ABSTRACT

The Cinematographic Fictional Space consists of a movie fictional world. Its conception and accomplishment adapted or from scratch, is entirely intended to work smoothly as a support of the film’s action, narrative and drama.

Movies’ syntax and their grammar have been used ever since it was developed and compiled along the first 15 years after the Lumiére brothers’ camera was created. The language of cinematic telling has been able, until now, to adapt to any fiction, following its plot, the entire range of film genres, aesthetic concepts, style movements, ideologies, cultures, and places.

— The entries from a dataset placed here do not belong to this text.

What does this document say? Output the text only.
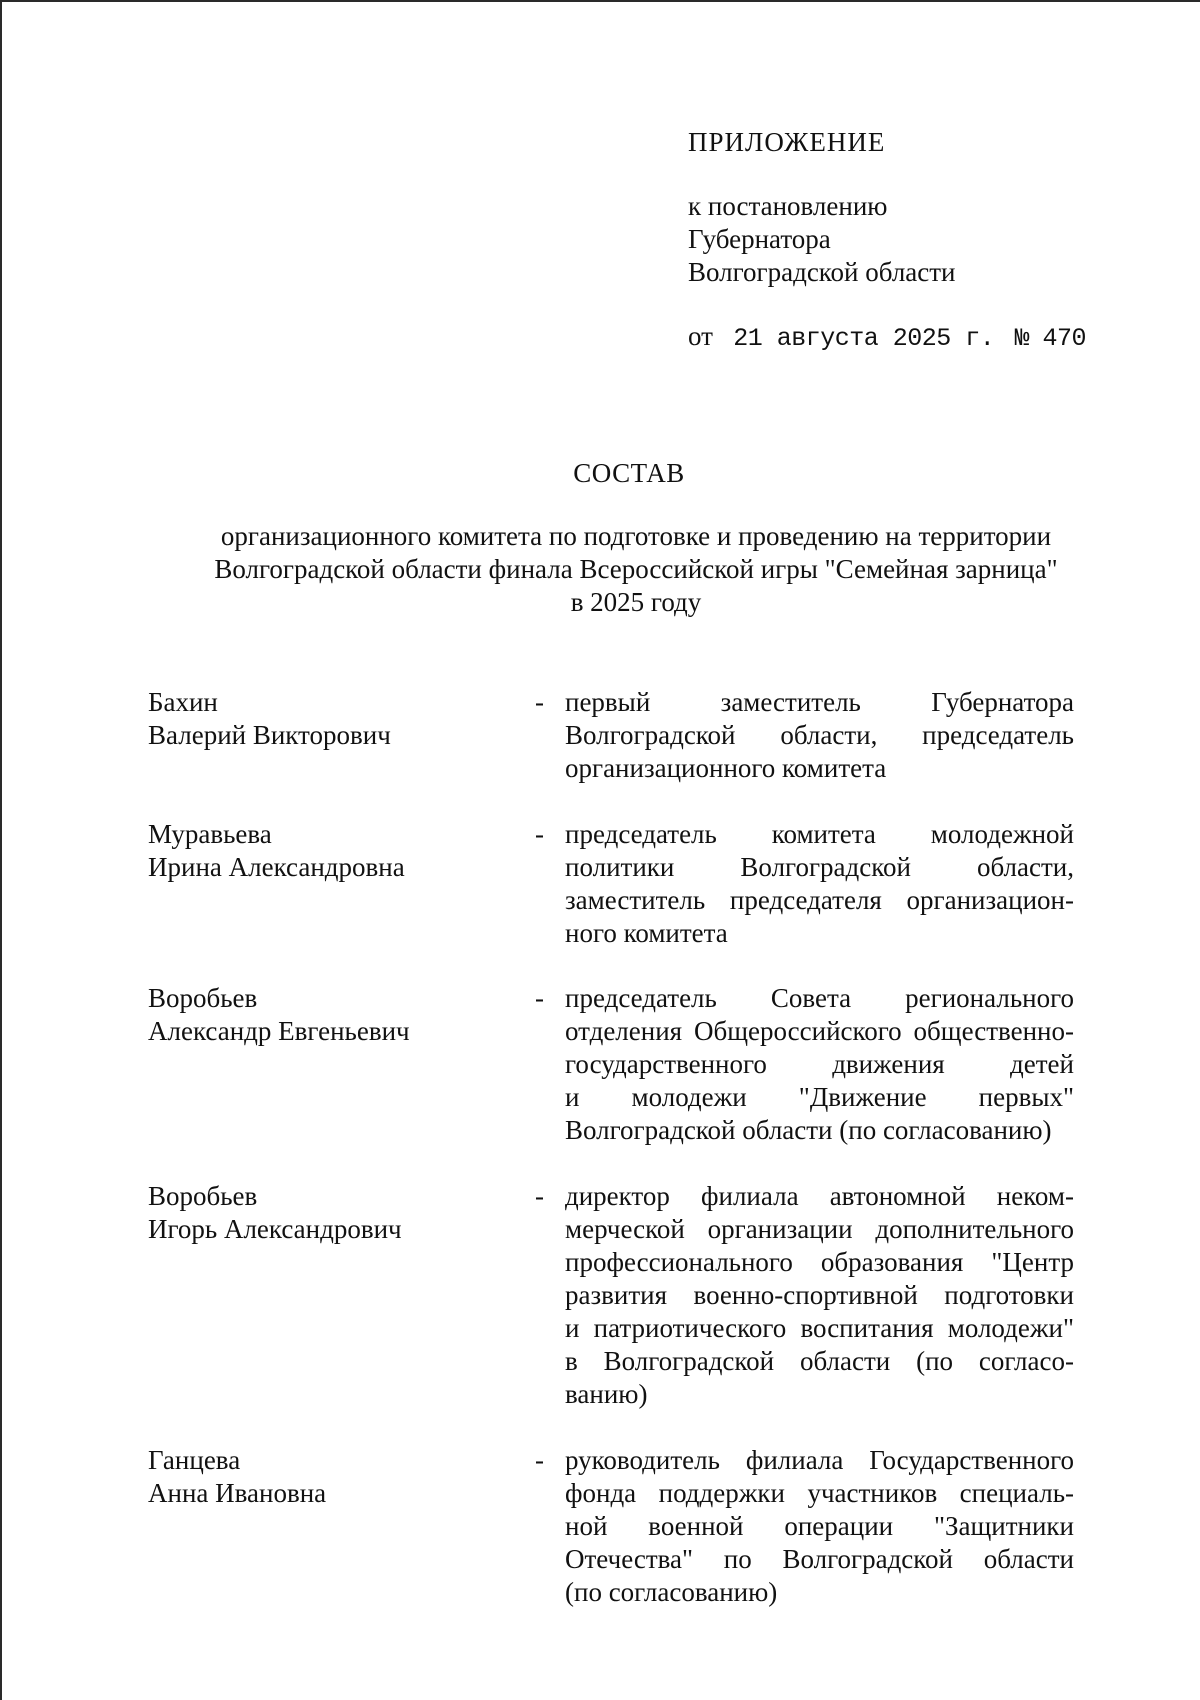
ПРИЛОЖЕНИЕ
к постановлению
Губернатора
Волгоградской области
от 21 августа 2025 г. № 470
СОСТАВ
организационного комитета по подготовке и проведению на территории
Волгоградской области финала Всероссийской игры "Семейная зарница"
в 2025 году
Бахин
Валерий Викторович
- первый заместитель Губернатора
Волгоградской области, председатель
организационного комитета
Муравьева
Ирина Александровна
- председатель комитета молодежной
политики Волгоградской области,
заместитель председателя организацион-
ного комитета
Воробьев
Александр Евгеньевич
- председатель Совета регионального
отделения Общероссийского общественно-
государственного движения детей
и молодежи "Движение первых"
Волгоградской области (по согласованию)
Воробьев
Игорь Александрович
- директор филиала автономной неком-
мерческой организации дополнительного
профессионального образования "Центр
развития военно-спортивной подготовки
и патриотического воспитания молодежи"
в Волгоградской области (по согласо-
ванию)
Ганцева
Анна Ивановна
- руководитель филиала Государственного
фонда поддержки участников специаль-
ной военной операции "Защитники
Отечества" по Волгоградской области
(по согласованию)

The Graphic Computing Imagery (CGI), since the 80s, provided a new way of representing worlds, setting common ground with drawn animation and real action films. However, its use to visually convey and tell fiction stories revealed itself to be a powerful new way of creating animated or real action films. It forever changed the way these films were made, from scripts to grammar, from light to directing, from fictional space to characters dialogue, characterisation and acting.

This changing boundaries crossed mediums, languages, and grammars, and have been used with mixed creative approaches, making (able to) possible the development of a multitude of new ways of plot telling, fiction portray and space concepts.

The aim of this reflection is a better understanding of this film and animation tellings. It is also about the mixed and combined use of its grammar.